Pemerintah Indonesia terus mendorong peningkatan produksi minyak sawit—minyak nabati yang berasal dari buah pohon kelapa sawit—tanpa berupaya memastikan bahwa perusahaan domestik yang terlibat dalam berbagai tahapan produksi minyak sawit, mulai dari penanaman kelapa sawit hingga penyulingan, mematuhi undang-undang dan mekanisme sertifikasi kelapa sawit nasional.
Pemerintah telah gagal memenuhi kewajibannya terkait hak asasi manusia dan juga gagal memberikan pengawasan regulasi yang efektif terhadap perusahaan domestik.
Ketika di temui pada acara tani di kabupaten mukomuko ,ketua pembina Serikat Tani Bengkulu, Muspani SH MH, mengatakan ” Ekspansi perkebunan kelapa sawit di Indonesia mengabaikan hak masyarakat atas standar hidup yang layak, hak atas properti, dan hak asasi masyarakat pedesaan yang tinggal di atau sekitar lahan-lahan yang dikonversi untuk perkebunan kelapa sawit. Hal ini memicu ratusan konflik lahan, termasuk di wilayah-wilayah masyarakat yang terbentuk dari program transmigrasi yang disponsori pemerintah sejak puluhan tahun lalu,” ujar nya (28-09-2023)
Kerugian dari ekspansi perkebunan kelapa sawit tidak hanya berdampak pada masyarakat di komunitas ,Kurangnya perlindungan hak atas tanah masyarakat lokal,
Seiring berjalannya waktu, pemerintah juga memberikan konsesi untuk perkebunan kelapa sawit dan tanaman lainnya di wilayah yang sama.

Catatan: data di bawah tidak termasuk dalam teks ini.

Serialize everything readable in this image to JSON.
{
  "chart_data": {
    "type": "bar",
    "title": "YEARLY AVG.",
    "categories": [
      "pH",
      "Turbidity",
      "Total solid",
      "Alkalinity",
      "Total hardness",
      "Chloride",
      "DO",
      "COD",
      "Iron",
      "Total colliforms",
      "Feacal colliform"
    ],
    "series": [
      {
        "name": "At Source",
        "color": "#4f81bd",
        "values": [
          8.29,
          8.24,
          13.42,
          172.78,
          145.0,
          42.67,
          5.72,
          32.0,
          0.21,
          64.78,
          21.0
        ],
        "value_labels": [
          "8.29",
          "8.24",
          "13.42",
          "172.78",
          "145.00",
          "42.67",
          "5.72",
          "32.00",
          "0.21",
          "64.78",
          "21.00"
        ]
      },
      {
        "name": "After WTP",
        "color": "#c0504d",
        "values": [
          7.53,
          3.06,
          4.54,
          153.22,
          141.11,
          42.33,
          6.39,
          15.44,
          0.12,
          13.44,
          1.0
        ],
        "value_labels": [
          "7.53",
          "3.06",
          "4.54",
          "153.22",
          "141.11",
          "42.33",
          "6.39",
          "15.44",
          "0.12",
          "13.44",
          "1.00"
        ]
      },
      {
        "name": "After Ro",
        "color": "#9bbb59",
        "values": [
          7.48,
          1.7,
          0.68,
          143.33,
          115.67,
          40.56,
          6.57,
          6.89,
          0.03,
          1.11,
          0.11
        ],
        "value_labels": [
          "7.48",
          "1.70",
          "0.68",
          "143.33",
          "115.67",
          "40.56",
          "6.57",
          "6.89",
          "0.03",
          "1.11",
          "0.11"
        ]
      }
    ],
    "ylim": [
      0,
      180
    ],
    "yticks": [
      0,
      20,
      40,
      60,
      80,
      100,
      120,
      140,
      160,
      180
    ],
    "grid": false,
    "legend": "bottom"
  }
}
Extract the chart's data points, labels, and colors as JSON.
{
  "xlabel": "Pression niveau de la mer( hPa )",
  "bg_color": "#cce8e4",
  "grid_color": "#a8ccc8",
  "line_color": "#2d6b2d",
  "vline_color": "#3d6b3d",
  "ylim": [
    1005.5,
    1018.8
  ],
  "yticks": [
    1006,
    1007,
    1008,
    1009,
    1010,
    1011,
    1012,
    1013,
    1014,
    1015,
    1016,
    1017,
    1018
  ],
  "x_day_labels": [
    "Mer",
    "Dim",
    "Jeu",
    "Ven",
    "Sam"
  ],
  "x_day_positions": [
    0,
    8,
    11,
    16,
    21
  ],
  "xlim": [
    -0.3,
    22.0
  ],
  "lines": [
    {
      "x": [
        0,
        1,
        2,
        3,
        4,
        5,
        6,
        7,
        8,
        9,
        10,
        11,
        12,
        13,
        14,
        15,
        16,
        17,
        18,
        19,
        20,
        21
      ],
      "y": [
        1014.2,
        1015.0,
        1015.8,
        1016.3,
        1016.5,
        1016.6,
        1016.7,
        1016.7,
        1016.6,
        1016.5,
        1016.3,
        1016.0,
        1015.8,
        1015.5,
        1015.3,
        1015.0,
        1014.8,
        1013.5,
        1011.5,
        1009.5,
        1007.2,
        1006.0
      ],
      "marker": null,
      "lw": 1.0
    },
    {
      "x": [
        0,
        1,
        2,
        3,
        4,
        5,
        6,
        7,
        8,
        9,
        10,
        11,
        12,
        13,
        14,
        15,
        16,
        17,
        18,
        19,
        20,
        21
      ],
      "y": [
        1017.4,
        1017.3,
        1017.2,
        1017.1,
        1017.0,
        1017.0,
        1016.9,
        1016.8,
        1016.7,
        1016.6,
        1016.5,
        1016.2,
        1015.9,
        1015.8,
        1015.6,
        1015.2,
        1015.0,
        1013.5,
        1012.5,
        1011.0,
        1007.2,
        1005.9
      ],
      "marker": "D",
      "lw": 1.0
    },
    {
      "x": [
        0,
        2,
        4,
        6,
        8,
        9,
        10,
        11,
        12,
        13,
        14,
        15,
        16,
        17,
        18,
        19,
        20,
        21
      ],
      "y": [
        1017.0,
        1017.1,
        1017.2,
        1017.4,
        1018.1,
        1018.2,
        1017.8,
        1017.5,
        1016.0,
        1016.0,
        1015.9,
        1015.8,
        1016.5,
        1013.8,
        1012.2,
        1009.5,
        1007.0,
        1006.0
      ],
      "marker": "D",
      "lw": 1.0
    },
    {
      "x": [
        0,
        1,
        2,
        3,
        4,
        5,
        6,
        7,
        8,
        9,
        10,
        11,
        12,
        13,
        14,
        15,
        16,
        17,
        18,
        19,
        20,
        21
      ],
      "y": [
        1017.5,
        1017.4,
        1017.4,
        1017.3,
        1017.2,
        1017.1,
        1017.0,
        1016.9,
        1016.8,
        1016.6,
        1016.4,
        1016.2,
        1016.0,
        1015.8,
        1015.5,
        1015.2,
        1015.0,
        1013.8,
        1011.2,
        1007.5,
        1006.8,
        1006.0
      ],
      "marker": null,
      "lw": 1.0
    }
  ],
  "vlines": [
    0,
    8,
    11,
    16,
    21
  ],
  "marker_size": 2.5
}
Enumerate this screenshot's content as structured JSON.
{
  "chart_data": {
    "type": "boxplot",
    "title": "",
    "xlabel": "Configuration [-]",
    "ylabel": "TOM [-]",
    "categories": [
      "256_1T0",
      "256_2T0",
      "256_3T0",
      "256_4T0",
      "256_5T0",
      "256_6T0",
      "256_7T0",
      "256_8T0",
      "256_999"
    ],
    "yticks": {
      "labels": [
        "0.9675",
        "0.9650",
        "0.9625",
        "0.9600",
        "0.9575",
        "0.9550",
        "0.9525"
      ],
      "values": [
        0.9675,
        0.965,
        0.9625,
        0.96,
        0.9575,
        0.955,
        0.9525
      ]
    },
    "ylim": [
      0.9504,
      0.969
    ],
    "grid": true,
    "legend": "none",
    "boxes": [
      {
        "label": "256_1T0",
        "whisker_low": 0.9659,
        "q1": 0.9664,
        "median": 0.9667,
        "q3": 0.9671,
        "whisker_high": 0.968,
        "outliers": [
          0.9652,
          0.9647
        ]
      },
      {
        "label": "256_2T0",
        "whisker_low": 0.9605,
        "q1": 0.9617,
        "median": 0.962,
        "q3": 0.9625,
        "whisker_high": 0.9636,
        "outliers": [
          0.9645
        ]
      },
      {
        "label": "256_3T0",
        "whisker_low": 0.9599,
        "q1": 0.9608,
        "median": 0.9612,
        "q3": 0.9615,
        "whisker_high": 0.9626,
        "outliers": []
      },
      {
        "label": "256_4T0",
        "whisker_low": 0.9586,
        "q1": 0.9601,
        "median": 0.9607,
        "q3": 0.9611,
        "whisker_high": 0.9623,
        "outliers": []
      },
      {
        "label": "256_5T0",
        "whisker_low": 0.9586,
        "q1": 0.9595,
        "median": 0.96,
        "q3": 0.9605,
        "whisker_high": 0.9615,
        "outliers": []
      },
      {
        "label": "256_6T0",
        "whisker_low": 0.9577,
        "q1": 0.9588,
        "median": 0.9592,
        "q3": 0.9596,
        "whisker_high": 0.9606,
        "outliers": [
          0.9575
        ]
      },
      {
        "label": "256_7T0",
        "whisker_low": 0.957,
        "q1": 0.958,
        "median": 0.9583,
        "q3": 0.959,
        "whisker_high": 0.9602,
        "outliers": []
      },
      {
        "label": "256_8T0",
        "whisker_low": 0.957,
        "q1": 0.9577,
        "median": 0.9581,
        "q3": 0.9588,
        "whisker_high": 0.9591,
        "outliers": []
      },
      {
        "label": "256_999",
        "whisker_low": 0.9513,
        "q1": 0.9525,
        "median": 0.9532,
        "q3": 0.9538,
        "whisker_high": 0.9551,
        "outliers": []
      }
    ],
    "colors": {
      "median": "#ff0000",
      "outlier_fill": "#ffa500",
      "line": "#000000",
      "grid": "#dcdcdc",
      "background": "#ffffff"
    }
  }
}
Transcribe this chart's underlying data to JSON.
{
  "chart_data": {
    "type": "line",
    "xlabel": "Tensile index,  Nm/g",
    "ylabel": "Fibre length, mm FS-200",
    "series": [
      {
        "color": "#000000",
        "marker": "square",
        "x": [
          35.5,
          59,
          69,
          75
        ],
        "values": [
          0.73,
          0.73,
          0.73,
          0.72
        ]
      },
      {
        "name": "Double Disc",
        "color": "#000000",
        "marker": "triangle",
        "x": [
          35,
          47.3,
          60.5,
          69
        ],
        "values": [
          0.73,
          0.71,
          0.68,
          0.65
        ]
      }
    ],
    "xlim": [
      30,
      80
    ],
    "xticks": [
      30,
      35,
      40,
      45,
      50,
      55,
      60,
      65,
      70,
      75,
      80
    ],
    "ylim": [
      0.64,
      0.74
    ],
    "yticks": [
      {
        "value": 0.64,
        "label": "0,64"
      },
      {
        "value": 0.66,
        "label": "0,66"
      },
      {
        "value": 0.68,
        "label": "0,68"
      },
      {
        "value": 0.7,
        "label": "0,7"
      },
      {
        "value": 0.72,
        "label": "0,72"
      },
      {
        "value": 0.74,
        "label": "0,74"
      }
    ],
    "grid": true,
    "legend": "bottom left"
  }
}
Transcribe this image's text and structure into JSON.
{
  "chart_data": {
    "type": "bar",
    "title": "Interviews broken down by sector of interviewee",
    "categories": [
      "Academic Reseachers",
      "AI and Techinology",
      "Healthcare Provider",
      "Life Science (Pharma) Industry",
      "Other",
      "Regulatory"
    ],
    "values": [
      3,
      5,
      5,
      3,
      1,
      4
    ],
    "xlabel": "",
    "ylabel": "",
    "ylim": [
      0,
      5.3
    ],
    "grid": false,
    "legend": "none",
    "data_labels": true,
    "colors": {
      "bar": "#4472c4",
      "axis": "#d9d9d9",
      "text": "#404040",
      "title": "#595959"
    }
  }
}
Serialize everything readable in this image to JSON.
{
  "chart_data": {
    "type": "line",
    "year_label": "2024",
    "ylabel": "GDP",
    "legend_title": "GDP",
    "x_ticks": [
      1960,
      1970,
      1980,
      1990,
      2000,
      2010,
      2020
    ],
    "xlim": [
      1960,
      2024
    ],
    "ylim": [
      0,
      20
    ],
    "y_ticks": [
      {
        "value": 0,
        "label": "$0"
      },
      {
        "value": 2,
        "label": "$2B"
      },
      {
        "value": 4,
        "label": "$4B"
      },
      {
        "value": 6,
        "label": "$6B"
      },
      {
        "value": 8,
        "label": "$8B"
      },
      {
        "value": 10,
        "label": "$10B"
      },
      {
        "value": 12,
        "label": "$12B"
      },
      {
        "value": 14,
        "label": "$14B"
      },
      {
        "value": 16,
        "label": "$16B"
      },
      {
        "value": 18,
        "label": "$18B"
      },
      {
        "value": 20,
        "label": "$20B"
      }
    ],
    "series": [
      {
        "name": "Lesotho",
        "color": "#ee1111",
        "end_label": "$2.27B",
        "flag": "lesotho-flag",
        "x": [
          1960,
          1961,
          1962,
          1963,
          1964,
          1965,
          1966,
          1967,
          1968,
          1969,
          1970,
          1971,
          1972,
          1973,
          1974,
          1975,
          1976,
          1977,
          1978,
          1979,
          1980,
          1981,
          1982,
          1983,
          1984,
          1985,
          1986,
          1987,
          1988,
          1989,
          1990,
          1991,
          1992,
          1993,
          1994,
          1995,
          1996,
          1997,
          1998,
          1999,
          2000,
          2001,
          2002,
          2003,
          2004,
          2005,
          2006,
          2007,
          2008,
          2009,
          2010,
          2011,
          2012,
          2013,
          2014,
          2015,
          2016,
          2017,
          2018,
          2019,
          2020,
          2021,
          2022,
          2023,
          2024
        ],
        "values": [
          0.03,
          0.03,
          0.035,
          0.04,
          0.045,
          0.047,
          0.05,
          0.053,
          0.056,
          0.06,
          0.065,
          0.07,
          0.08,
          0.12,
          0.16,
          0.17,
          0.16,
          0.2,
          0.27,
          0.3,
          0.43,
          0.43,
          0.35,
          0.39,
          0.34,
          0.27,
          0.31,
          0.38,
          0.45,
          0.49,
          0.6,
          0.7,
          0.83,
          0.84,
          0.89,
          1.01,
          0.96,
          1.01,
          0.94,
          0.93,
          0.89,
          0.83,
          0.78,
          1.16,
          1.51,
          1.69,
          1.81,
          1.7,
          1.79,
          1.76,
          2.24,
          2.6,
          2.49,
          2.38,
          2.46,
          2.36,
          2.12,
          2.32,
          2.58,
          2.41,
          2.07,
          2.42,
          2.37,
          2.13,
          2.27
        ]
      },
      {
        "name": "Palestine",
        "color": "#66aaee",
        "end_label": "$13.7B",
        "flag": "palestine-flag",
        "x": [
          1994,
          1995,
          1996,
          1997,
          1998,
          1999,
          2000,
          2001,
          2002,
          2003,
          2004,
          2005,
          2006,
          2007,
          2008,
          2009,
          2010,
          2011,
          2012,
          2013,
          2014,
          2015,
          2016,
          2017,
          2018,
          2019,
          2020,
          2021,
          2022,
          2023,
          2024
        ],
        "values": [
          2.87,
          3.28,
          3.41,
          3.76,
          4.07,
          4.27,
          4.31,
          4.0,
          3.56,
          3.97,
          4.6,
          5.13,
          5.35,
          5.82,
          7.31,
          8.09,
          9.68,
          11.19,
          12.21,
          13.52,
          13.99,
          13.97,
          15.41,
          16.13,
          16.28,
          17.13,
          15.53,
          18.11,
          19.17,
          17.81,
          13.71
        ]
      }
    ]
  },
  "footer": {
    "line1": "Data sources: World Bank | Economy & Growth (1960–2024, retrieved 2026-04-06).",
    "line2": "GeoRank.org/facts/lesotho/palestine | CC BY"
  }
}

Akibatnya, ” akses masyarakat ke tanah dan lingkungan tempat mereka menggantungkan mata pencarian mereka menjadi semakin terhambat, yang berujung pada kesulitan ekonomi dan perjuangan panjang masyarakat melawan industri kelapa sawit,”
Perusahaan bisnis, dalam hal ini perusahaan perkebunan kelapa sawit, belum menghormati hukum nasional, termasuk soal konsultasi dan pemberian kompensasi hak atas tanah.
“Mereka harus memenuhi tanggung jawab mereka untuk menghormati hak asasi manusia, bahkan ketika pemerintah sendiri gagal memenuhi tanggung jawabnya atau memantau kepatuhan mereka.,’ tutup muspani.(*)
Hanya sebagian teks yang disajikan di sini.